The Constitution of India does not designate Hindi as the "national language." This is not an oversight. It was a deliberate, fiercely debated decision by the Constituent Assembly.
The Constitution identifies Hindi in Devanagari script as an "official language" of the Union—one of two, alongside English. It was supposed to replace English after fifteen years. That deadline was extended. And extended. And extended again.
Why? Because every time Delhi tried to impose Hindi, the non-Hindi states erupted in protest. The anti-Hindi agitations of 1965 in Tamil Nadu resulted in deaths, immolations, and a political realignment that still shapes southern politics.
The compromise was simple: no imposition. States would determine their own language policies. Hindi would be encouraged but not enforced.
For sixty years, this compromise held. It allowed India to remain united despite its diversity—or rather, because of its diversity.
Now the minister wants to renegotiate.
The Real Meaning of Swabhasha
If the government truly believed in "Swabhasha"—in the power of mother tongues—here is what it would do:
Fund regional language education at the same level as Hindi education in central institutions.
Conduct all competitive examinations in all 22 scheduled languages, with equal validity.
Require Hindi-speaking bureaucrats posted to non-Hindi states to learn the local language—just as non-Hindi bureaucrats are expected to learn Hindi.
Remove Hindi requirements from central government jobs where they serve no practical purpose.
Celebrate linguistic diversity instead of treating non-Hindi languages as obstacles to unity.
But this is not what "Swabhasha" means to Delhi. "Swabhasha" means Hindi for the nation and English for the elite—with everyone else scrambling to keep up.
The Fable's End
Back in the great assembly, the minister was growing frustrated.
"You don't understand," he said. "One language will make us stronger. One language will make us united. One language will make us great."
The Tamil scholar raised his hand. "Whose language made Rome great? Latin. And what happened to all the peoples who spoke Latin but nothing else? They became Italians and Spaniards and French—separate nations with separate identities. The empire that imposed one tongue did not survive. The diversity it crushed did."
The Bengali poet nodded. "And whose language made the British Empire great? English. And when they imposed it on us, what did we do? We used it against them. Tagore wrote in Bengali. Gandhi spoke in Gujarati. Ambedkar argued in Marathi. Our strength was never in one tongue."
The Marathi merchant concluded: "You can build unity through respect or through force. One creates a nation. The other creates resentment. Which are you choosing?"
The minister had no answer.
He returned to Delhi and issued another statement about how much he respected all languages.
In Tamil Nadu, they printed it in Tamil. In Bengal, they printed it in Bengali. In Maharashtra, they printed it in Marathi.

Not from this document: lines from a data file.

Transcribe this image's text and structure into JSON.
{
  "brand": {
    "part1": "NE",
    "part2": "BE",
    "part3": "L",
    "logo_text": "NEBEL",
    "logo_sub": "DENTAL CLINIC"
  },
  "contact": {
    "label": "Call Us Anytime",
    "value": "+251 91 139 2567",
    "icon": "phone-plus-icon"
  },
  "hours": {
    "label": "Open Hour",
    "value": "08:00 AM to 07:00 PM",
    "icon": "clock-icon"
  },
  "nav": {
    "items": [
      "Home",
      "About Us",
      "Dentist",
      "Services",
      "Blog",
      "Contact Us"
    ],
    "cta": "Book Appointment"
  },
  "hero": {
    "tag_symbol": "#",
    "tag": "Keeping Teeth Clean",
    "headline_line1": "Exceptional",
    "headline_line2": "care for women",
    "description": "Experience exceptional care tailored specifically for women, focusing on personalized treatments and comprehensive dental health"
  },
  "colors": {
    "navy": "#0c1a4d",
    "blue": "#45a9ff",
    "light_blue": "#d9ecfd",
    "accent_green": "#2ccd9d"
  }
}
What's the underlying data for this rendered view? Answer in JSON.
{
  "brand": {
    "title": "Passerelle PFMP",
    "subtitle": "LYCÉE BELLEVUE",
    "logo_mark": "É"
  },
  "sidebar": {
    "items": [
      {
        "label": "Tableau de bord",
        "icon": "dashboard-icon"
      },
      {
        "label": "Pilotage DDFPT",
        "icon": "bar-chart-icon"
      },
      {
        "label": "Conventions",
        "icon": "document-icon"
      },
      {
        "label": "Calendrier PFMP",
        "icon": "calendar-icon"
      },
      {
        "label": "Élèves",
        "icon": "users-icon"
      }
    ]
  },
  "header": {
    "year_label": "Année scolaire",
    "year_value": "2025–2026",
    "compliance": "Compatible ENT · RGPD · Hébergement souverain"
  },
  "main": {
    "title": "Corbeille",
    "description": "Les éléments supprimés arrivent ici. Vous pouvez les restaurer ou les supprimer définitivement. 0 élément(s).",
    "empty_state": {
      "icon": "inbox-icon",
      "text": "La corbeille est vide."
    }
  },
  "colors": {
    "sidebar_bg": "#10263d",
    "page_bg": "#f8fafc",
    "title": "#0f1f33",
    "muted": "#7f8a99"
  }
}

And in every language, it read the same way: a powerful man who wanted one tongue for a land of thousands.
The fable continues.
The Bottom Line
India's linguistic diversity is not a problem to be solved. It is a competitive advantage to be leveraged.
The states that resisted Hindi imposition are today the most globally competitive. The states that accepted Hindi's dominance are today exporting their youth to cities where English opens doors.
When the Home Minister speaks of "Swabhasha," remember what he is not saying: that Hindi speakers should learn Tamil. That UPSC should be conducted equally in all languages. That the burden of "national integration" should fall on everyone, not just the 56% who don't speak the minister's mother tongue.
Unity is not uniformity. A nation of one tongue is not a nation—it is an empire pretending to be a democracy.
India's mothers spoke a thousand languages. Their children should be free to do the same.
The author's mother tongue is Tamil. His second language is English. He sees no reason to add a third simply because it is spoken in Delhi.